Imagining ITSM With DevSecOps
While IT service management (ITSM) has been the backbone of IT-enabled services and infrastructure, it has always had its share of conflicts with the application development world. This can be attributed to the pace of action that takes place and is anticipated by businesses for application development and releases. Hence, there has always been a need for a consistent framework and methodology that serves the need of the application development world in new-age, high-velocity environments. This is where DevOps comes in.
DevOps helps streamline the process of application development and release management. Its toolsets and principles clearly cut through the perceived red tape that allegedly slows down the speed and efficiency of ITSM. Later, there was a need to make security a part of development cycles, and ‘Sec’ from security found its place in the jigsaw of DevOps, making it DeVSecOps.
However, does DevSecOps completely address the needs of both the ‘services’ and ‘development’ world? This question often causes a lot of confusion for designers, architects, sales professionals, and delivery managers.
While Information Technology Infrastructure Library (ITIL®) has arguably remained the bible for ITSM, its lack of agility had always been in question till version 3-2011. Its change and release management, though comprehensive, does not provide the right directions for fast-paced IT and application releases. This created further confusion in the minds of enterprise architects who were tasked to create operating models.
Given that the challenge was real, in 2014, Gartner coined the term ‘BiModal IT,’ which essentially meant creating two layers of IT, working in two different modes. Mode One is traditional and sequential, emphasizing safety and accuracy, in areas that are predictable and well understood, while Mode Two is more exploratory, emphasizing agility and speed for solving emerging problems. However, managing this structure was still a challenge, as it needed duplication of efforts and redundant investments for two different sets of modes. It’s still prescribed and followed, explicitly or implicitly, hence the need to reimagine it.
The challenge is further amplified with the advent of cloud. The existing ITSM and concepts of configuration management are questioned in terms of efficiency when multiple cloud vendors provide components leading to rapid changes. The development activities through containers and microservices need special provisions for management and control.

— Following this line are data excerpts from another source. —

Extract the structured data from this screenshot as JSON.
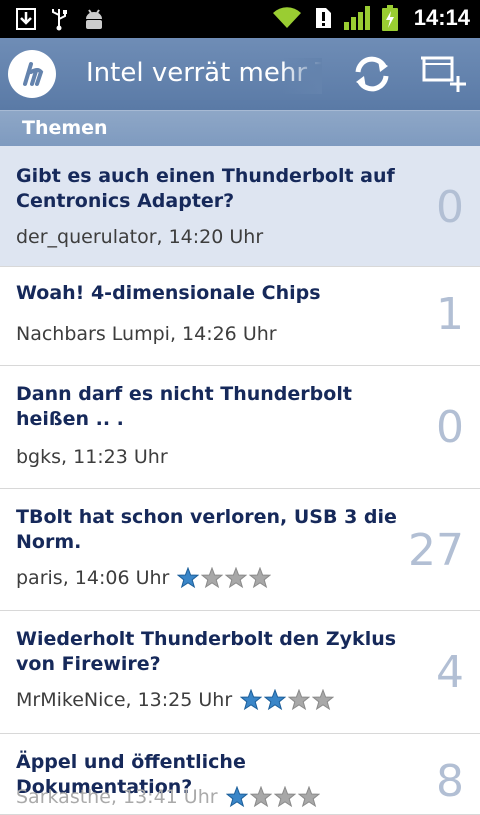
{
  "status_bar": {
    "time": "14:14",
    "left_icons": [
      "download-icon",
      "usb-icon",
      "android-debug-icon"
    ],
    "right_icons": [
      "wifi-icon",
      "alert-icon",
      "signal-icon",
      "battery-charging-icon"
    ]
  },
  "action_bar": {
    "logo_icon": "heise-logo-icon",
    "title": "Intel verrät mehr Thunderbolt",
    "refresh_icon": "refresh-icon",
    "new_topic_icon": "new-topic-icon"
  },
  "section": {
    "label": "Themen"
  },
  "colors": {
    "action_bar": "#6483ad",
    "section_header": "#8aa3c5",
    "selected_row": "#dee5f1",
    "title_text": "#16295a",
    "count_text": "#b2bfd4",
    "star_filled": "#3a86c8",
    "star_empty": "#a8a8a8"
  },
  "topics": [
    {
      "title": "Gibt es auch einen Thunderbolt auf Centronics Adapter?",
      "meta": "der_querulator, 14:20 Uhr",
      "count": "0",
      "rating": 0
    },
    {
      "title": "Woah! 4-dimensionale Chips",
      "meta": "Nachbars Lumpi, 14:26 Uhr",
      "count": "1",
      "rating": 0
    },
    {
      "title": "Dann darf es nicht Thunderbolt heißen .. .",
      "meta": "bgks, 11:23 Uhr",
      "count": "0",
      "rating": 0
    },
    {
      "title": "TBolt hat schon verloren, USB 3 die Norm.",
      "meta": "paris, 14:06 Uhr",
      "count": "27",
      "rating": 1
    },
    {
      "title": "Wiederholt Thunderbolt den Zyklus von Firewire?",
      "meta": "MrMikeNice, 13:25 Uhr",
      "count": "4",
      "rating": 2
    },
    {
      "title": "Äppel und öffentliche Dokumentation?",
      "meta": "Sarkasthe, 13:41 Uhr",
      "count": "8",
      "rating": 1
    }
  ]
}
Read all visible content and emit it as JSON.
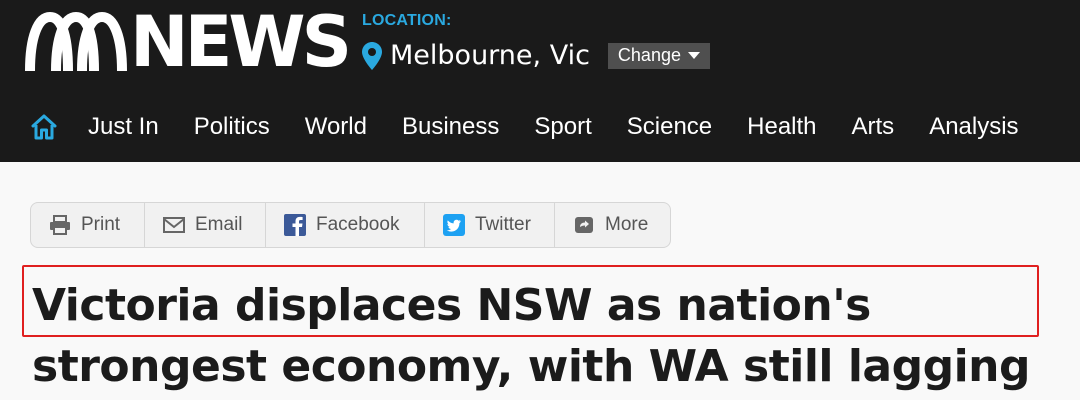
{
  "brand": {
    "logo_text": "NEWS"
  },
  "location": {
    "label": "LOCATION:",
    "city": "Melbourne, Vic",
    "change_label": "Change"
  },
  "nav": {
    "items": [
      "Just In",
      "Politics",
      "World",
      "Business",
      "Sport",
      "Science",
      "Health",
      "Arts",
      "Analysis"
    ]
  },
  "share": {
    "print": "Print",
    "email": "Email",
    "facebook": "Facebook",
    "twitter": "Twitter",
    "more": "More"
  },
  "article": {
    "headline": "Victoria displaces NSW as nation's strongest economy, with WA still lagging"
  },
  "colors": {
    "header_bg": "#1a1a1a",
    "accent": "#2aa9e0",
    "highlight_border": "#e02020",
    "facebook": "#3b5998",
    "twitter": "#1da1f2"
  }
}
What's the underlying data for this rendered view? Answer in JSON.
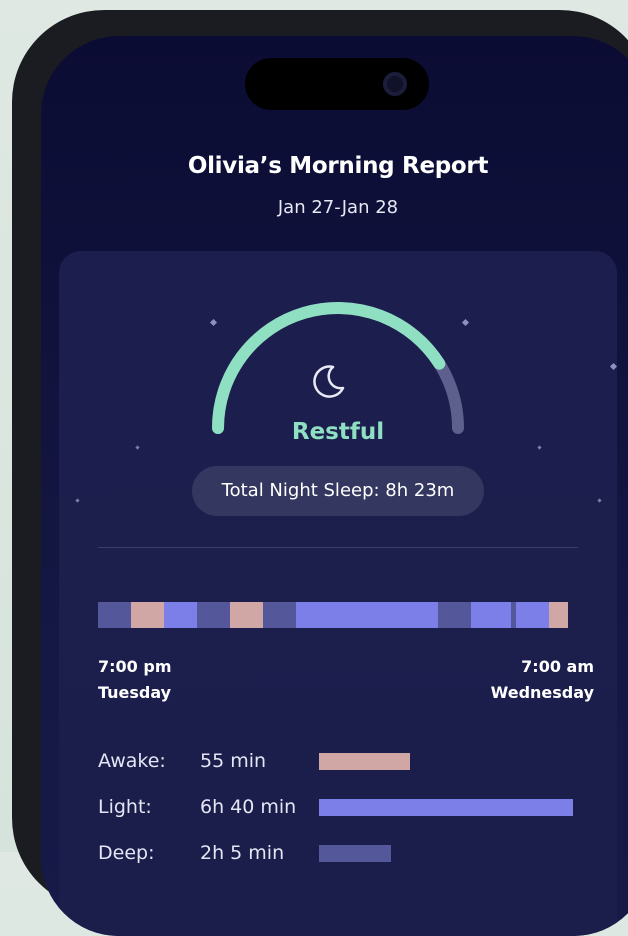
{
  "report": {
    "title": "Olivia’s Morning Report",
    "date_range": "Jan 27-Jan 28"
  },
  "score": {
    "label": "Restful",
    "gauge_fraction": 0.82,
    "icon": "moon-icon",
    "total_sleep_label": "Total Night Sleep: 8h 23m"
  },
  "colors": {
    "awake": "#d1a7a5",
    "light": "#7b7fe7",
    "deep": "#545799",
    "gauge_fill": "#8fe0c3",
    "gauge_track": "#5d5f8c"
  },
  "timeline": {
    "start_time": "7:00 pm",
    "start_day": "Tuesday",
    "end_time": "7:00 am",
    "end_day": "Wednesday",
    "segments": [
      {
        "stage": "deep",
        "fraction": 0.07
      },
      {
        "stage": "awake",
        "fraction": 0.07
      },
      {
        "stage": "light",
        "fraction": 0.07
      },
      {
        "stage": "deep",
        "fraction": 0.07
      },
      {
        "stage": "awake",
        "fraction": 0.07
      },
      {
        "stage": "deep",
        "fraction": 0.07
      },
      {
        "stage": "light",
        "fraction": 0.3
      },
      {
        "stage": "deep",
        "fraction": 0.07
      },
      {
        "stage": "light",
        "fraction": 0.085
      },
      {
        "stage": "deep",
        "fraction": 0.01
      },
      {
        "stage": "light",
        "fraction": 0.07
      },
      {
        "stage": "awake",
        "fraction": 0.04
      }
    ]
  },
  "stages": [
    {
      "name": "Awake:",
      "duration": "55 min",
      "stage": "awake",
      "fraction": 0.36
    },
    {
      "name": "Light:",
      "duration": "6h 40 min",
      "stage": "light",
      "fraction": 1.0
    },
    {
      "name": "Deep:",
      "duration": "2h 5 min",
      "stage": "deep",
      "fraction": 0.285
    }
  ]
}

ITIL 4 ®, the latest release, attempts to address this by introducing High Velocity IT (HVIT) to its publications. The publications prescribe several focus areas that aim at bringing agility and security to the hitherto vanilla ITSM. These include:
- Valuable Investments
- Fast Deployment
- Resilient Operations
- Co-created Value
- Assured Conformance
However, the guidance remains at a high level and is of referential nature only. There is a need to develop a model that is more inclusive and repeatable for businesses that are digital and high velocity in nature. At a high level, this model should comprise:
- A unified service management toolset/platform with strong DevOps, security information and event management (SIEM), and governance components, which are seamlessly connected
- Integrated cross functional composition of operations teams with
- Incident operations comprising of security, application, and infra events and incidents (no separate teams)
- Change and release operations, with provisions for gatekeeping only for qualified changes, while all other low impact releases are to be allowed through DevSecOps cycles, thereby mandatorily leaving an audit trail in the centralized ITSM system
- Configuration management, with modern discovery techniques to cover for cloud, containers, etc., in an automated manner, with minimal human intervention. Automated drift analysis and update of Configuration Management Data Base (CMDB) to facilitate frequent audits and compliance.
- Governance, enabled by integrated dashboards across security, ITSM, and release management
- Two (minimum) levels of governance
- Operational
- Enabled by automation, decision support systems, auto-heal/zero touch operations, and reporting, besides proactive threat, vulnerability, and risk management
- Strategic
- Enabled by smart dashboards, business-aligned service levels, strategy validation, and OCM (organizational change management)
- Operational
- Two (minimum) levels of governance
Even though this is simple to iterate, there are changes that need to be made at various levels for implementation. These may include:
- Felling of the wall between the apps and infra worlds when it comes to structuring organizations
- Establish Common team to drive both DevSecOps and ITSM, hence putting the two disciplines under the same umbrella of Service Management
- Sales and presales support for popularizing and adopting new modes of operations amongst the customers
- Setting up a modern delivery organization with zero touch operations and staff skilled in automation and deploying changes as codes
- Investments in tools and platforms for developing unified ITSM-DevSecOps tools
Conclusion:
Having looked at the relevance of DevSecOps and the reliability of ITSM principles, there can be no way of avoiding them in modern businesses that are driven by IT services, The only way forward lies in marrying the two and reaping the benefits of both worlds. This is achievable only through finding common grounds between these two vast aspects, instead of looking at and treating them as separate entities.